C’est une négociation à hauts risques qui s’ouvre aujourd’hui. En jeu : la préservation des deux régimes de retraite complémentaire des salariés du privé, l’Agirc pour les cadres, et l’Arrco pour tous les salariés. En dépit de l’accord précédent (2013), ces régimes gérés par les partenaires sociaux doivent trouver 5,5 milliards d’euros d’ici quatre ans pour équilibrer leurs comptes. Victimes du vieillissement de la population, ils versent plus de pensions qu’ils ne prélèvent de cotisations. Si rien n’est fait, l’Agirc aura épuisé ses réserves en 2018, et l’Arrco en 2027. Comme ils ne peuvent pas emprunter sur les marchés, contrairement à la Sécurité sociale, ils devraient alors diminuer le montant de la pension versée.

Du côté du patronat, la ligne est claire : il va falloir reculer les bornes d’âge. Idéalement, décaler l’ouverture des droits de 62 à 64 ans, et la pension à taux plein de 67 à 69 ans. Une méthode radicale mais efficace pour financer les retraites. Déçu que la mesure n’ait pas été mise en oeuvre pour le régime de base dans la loi de janvier 2014, le Medef veut l’appliquer aux complémentaires. Il parie que les salariés décaleront leur date de liquidation pour ne pas se priver de revenus : les retraites complémentaires pèsent un quart de leur pension totale (non-cadres), voire plus de la moitié (cadres).

 

Cependant, le report de l’âge est un repoussoir pour les syndicats, qui estiment en outre qu’il ne serait pas acceptable de déconnecter les règles d’âge entre régime de base et régimes complémentaires. Une piste pourrait émerger : instaurer une décote, mais qui ne durerait que deux ou trois ans (alors que ce mécanisme pèse aujourd’hui pour toute la retraite). Un salarié partant à 62 ans serait par exemple pénalisé, mais seulement jusqu’à 65 ans. Certains syndicats, comme la CGC (qui veut sauver l’Agirc), seraient prêts à en discuter, mais la mesure est très sensible. Pour éviter que la négociation se focalise sur les seules mesures d’âge, les représentants des salariés tentent de dédramatiser le débat. Pour Philippe Pihet, négociateur FO et vice-président de l’Arrco, il ne sera pas forcément nécessaire de trouver 5 milliards. Les prévisions d’épuisement des réserves noircissent le tableau en ne prenant pas en compte les gains financiers liés aux réserves actuelles, placées en Bourse. En 2013, l’Arrco a ainsi gagné 2,6 milliards d’euros, ce qui lui a permis de ramener son déficit net à 400 millions.
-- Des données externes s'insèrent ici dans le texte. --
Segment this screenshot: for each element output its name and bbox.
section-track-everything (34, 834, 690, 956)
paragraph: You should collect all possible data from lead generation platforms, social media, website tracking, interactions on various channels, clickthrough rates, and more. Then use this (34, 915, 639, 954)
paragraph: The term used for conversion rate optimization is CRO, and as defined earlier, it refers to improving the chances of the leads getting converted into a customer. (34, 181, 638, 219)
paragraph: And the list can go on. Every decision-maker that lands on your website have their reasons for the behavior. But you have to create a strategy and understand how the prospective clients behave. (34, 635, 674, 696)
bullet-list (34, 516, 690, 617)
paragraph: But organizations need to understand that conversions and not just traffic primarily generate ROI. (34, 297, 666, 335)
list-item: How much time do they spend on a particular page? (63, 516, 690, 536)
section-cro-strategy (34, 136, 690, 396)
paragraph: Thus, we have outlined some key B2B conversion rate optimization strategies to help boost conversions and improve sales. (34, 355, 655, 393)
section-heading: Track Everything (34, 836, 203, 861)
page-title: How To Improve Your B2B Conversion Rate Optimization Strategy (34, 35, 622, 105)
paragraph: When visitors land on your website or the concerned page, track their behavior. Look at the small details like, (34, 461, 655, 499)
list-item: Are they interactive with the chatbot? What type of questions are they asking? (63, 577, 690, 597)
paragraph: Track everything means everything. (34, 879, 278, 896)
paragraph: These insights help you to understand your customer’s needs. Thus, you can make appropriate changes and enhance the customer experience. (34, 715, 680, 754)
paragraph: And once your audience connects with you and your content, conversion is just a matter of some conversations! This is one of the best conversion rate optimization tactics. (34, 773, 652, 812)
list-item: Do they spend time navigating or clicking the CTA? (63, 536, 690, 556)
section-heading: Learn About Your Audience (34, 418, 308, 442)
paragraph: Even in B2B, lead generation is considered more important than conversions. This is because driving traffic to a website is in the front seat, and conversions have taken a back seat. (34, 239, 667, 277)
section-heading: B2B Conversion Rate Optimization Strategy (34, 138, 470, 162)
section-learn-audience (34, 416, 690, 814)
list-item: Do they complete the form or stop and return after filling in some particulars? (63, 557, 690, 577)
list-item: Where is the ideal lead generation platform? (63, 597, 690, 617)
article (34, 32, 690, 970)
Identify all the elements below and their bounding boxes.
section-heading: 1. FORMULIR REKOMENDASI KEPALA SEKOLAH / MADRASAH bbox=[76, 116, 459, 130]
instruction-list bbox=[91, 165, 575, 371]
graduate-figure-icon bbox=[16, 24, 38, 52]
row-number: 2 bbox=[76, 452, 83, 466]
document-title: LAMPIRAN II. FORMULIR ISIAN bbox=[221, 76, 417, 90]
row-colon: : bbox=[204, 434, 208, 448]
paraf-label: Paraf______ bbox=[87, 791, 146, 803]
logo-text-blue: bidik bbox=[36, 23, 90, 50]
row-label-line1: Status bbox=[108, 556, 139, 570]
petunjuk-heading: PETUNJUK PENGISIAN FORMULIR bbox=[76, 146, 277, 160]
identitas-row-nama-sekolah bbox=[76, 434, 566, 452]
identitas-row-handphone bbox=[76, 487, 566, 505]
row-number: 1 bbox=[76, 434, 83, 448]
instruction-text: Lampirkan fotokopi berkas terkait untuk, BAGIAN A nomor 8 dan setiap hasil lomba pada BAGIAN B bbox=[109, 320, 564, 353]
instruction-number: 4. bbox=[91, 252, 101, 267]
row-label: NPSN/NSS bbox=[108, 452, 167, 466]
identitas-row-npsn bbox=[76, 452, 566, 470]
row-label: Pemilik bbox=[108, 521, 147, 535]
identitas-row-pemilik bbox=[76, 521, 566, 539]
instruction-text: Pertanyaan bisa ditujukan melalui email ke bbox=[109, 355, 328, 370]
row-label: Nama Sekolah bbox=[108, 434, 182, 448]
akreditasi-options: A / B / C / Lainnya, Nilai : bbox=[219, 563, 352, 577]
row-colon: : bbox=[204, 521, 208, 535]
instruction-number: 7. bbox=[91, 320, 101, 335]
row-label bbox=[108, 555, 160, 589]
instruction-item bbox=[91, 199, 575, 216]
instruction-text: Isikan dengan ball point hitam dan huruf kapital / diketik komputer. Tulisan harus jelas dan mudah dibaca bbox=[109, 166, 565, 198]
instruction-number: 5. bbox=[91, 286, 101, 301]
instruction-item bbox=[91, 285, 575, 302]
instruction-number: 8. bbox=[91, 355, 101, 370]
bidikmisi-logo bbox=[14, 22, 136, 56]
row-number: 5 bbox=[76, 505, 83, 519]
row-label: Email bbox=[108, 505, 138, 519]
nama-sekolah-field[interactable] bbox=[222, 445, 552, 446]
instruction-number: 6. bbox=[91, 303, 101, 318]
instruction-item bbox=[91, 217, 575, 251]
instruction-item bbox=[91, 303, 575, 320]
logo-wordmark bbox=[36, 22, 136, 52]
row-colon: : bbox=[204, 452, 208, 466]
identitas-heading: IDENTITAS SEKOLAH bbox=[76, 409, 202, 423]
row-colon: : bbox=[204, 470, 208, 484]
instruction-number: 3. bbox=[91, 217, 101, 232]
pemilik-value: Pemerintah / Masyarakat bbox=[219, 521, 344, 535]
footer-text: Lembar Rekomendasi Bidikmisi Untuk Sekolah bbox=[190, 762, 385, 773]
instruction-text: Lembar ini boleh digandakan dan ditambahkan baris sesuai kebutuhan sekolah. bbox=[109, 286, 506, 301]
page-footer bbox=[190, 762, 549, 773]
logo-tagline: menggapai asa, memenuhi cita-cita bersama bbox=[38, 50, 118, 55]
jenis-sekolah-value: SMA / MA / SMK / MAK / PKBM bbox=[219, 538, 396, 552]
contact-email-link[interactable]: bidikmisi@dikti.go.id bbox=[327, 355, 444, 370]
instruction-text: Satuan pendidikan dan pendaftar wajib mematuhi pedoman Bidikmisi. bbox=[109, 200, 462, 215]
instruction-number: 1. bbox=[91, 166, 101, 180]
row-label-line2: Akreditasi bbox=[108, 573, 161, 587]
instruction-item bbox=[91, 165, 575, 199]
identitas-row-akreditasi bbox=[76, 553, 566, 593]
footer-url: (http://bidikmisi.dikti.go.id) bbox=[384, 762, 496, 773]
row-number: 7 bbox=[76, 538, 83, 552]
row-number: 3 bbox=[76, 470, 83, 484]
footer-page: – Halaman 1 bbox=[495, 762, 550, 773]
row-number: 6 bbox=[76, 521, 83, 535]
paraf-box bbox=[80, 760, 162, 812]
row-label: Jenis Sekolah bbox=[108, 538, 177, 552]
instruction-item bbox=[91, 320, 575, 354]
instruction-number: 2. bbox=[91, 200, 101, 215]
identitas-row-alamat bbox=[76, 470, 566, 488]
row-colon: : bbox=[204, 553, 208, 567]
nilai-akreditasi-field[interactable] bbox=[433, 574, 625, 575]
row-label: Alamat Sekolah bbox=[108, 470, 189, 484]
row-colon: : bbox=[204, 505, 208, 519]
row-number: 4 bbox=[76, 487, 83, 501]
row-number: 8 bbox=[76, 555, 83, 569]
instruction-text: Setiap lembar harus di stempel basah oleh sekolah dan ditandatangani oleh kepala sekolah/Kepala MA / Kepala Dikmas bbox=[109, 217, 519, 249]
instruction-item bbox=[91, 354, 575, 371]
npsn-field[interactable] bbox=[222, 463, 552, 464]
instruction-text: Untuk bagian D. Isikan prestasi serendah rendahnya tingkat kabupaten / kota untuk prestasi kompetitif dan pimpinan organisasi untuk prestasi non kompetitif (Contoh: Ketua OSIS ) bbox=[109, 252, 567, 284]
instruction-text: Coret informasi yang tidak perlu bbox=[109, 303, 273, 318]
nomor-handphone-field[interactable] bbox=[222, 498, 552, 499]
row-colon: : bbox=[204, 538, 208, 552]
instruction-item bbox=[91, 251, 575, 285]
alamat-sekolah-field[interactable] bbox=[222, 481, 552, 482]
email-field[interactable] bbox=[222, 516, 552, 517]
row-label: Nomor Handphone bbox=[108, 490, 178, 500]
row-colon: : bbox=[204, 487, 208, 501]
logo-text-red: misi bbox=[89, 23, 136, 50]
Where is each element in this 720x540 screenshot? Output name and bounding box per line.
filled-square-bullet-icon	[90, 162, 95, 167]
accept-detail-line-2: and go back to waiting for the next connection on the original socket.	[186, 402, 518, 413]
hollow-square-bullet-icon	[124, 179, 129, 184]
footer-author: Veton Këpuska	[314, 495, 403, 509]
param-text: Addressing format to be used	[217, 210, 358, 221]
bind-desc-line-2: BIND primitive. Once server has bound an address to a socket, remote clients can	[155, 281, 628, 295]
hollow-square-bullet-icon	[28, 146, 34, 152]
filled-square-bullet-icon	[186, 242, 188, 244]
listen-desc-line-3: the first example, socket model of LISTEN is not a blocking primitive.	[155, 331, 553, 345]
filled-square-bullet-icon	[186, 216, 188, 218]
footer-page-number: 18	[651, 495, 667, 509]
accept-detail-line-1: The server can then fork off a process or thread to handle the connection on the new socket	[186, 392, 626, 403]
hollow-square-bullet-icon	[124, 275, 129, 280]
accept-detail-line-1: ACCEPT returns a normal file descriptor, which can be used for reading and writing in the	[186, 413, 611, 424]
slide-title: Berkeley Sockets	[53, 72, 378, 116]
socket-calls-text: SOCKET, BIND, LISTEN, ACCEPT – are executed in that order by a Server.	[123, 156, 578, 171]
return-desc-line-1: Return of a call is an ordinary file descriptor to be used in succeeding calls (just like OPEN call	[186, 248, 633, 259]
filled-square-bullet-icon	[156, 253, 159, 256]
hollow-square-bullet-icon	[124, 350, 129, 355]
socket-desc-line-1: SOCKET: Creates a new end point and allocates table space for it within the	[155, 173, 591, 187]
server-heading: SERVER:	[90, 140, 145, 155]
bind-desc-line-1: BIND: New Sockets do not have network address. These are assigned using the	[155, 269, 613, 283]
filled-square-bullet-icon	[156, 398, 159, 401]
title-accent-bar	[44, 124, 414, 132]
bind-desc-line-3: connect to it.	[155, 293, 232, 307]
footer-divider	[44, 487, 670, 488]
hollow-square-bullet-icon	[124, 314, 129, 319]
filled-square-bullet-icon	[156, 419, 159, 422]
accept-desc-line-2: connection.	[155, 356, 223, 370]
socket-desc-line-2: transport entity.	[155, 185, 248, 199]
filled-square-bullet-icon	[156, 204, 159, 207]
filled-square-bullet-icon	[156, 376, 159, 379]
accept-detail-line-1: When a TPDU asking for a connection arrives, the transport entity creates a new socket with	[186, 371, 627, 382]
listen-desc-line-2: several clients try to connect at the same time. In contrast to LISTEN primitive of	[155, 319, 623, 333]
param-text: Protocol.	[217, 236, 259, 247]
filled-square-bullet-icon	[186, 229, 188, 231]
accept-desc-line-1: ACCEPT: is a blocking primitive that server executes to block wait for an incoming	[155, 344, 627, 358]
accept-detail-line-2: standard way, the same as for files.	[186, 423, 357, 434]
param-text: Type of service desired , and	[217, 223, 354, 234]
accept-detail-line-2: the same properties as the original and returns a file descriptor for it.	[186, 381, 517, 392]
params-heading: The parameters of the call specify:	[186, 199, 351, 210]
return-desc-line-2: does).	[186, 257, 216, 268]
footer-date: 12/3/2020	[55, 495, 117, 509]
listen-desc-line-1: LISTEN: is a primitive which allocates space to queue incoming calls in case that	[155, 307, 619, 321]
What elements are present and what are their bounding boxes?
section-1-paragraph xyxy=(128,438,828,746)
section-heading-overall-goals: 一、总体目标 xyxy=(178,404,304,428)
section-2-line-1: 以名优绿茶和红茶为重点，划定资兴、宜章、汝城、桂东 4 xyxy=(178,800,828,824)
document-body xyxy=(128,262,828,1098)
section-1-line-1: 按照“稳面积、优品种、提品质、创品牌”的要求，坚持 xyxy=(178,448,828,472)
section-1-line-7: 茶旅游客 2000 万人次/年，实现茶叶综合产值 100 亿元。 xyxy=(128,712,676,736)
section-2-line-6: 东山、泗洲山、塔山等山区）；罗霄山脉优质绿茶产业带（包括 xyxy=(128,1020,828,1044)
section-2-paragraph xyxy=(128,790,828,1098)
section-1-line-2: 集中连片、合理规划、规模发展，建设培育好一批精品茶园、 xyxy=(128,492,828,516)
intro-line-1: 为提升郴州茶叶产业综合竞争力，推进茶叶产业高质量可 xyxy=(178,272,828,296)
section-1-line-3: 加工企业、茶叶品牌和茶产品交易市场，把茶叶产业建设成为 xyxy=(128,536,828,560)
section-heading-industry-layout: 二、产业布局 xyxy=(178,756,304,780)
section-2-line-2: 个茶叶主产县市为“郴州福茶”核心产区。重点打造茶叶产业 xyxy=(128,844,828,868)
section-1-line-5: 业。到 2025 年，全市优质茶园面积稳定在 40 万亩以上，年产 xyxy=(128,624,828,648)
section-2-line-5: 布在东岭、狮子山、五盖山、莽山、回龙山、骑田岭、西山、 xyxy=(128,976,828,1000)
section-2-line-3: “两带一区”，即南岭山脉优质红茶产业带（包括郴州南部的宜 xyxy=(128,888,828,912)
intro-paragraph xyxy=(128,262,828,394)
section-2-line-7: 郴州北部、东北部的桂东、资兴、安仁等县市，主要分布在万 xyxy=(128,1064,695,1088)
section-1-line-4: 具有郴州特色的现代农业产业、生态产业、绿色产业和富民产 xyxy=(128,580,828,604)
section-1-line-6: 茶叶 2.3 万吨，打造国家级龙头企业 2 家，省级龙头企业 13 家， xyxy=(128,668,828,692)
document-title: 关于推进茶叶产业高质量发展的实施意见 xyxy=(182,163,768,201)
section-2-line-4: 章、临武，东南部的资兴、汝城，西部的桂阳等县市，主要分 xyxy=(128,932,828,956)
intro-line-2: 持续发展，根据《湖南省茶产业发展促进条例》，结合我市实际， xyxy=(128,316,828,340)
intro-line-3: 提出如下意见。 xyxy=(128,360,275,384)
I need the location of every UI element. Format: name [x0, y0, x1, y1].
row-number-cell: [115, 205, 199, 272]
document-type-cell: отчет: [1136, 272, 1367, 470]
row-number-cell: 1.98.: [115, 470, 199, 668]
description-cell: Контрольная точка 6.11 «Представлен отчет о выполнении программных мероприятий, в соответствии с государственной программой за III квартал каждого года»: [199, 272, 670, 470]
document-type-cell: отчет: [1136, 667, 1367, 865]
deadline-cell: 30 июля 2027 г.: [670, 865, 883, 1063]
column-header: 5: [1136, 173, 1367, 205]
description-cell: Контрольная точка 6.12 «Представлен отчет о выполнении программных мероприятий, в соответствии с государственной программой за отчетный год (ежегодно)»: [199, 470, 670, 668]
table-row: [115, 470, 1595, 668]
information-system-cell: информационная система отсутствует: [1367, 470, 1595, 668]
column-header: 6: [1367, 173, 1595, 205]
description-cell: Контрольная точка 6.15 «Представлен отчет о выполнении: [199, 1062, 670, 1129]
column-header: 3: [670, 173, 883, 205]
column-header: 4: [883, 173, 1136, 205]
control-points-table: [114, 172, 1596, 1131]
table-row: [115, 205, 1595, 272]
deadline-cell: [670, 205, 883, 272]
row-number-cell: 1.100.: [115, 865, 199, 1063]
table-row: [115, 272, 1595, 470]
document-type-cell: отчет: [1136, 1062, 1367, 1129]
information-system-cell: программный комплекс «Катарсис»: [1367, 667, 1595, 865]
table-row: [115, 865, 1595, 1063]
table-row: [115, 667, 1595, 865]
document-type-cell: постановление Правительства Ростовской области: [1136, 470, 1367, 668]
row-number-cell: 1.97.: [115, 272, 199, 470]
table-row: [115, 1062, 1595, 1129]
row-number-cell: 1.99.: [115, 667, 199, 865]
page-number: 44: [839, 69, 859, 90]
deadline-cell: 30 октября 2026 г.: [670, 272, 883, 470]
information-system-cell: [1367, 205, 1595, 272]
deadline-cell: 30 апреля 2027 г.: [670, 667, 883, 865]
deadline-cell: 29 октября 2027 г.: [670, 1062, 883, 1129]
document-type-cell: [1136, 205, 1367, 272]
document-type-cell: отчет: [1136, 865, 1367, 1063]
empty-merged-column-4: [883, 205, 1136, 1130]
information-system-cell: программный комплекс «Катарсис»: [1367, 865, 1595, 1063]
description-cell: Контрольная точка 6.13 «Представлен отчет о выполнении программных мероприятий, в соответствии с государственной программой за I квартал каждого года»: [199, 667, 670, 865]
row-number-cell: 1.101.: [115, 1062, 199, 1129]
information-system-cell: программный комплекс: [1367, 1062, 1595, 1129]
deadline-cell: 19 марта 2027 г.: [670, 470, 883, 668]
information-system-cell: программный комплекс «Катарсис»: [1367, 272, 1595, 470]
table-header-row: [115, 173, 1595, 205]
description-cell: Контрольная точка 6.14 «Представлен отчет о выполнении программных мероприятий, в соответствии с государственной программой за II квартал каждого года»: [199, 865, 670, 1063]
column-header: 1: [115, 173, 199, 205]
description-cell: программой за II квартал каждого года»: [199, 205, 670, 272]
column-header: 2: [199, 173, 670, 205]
Reste qu’il faudra bien trouver plusieurs milliards. «  La seule chose qu’on sait, c’est que ce sera extrêmement difficile et que les mesures d’urgence ne suffiront pas », souligne Jean-Louis Malys, négociateur CFDT. L’augmentation des cotisations prônée par la CGT ou par FO ? Le patronat n’en veut pas et la CFDT elle-même est soucieuse de la compétitivité des entreprises. La sous-indexation des pensions, comme en 2014 et en 2015 ? C’est une piste sérieuse mais l’effet sera limité. «  Ca n’a servi à rien en 2014 et 2015 tant l’inflation a été faible », rappelle Serge Lavagna (CGC), et les prix ne vont probablement pas remonter de sitôt. Les partenaires sociaux se sont donné jusqu’à juin pour trouver des solutions.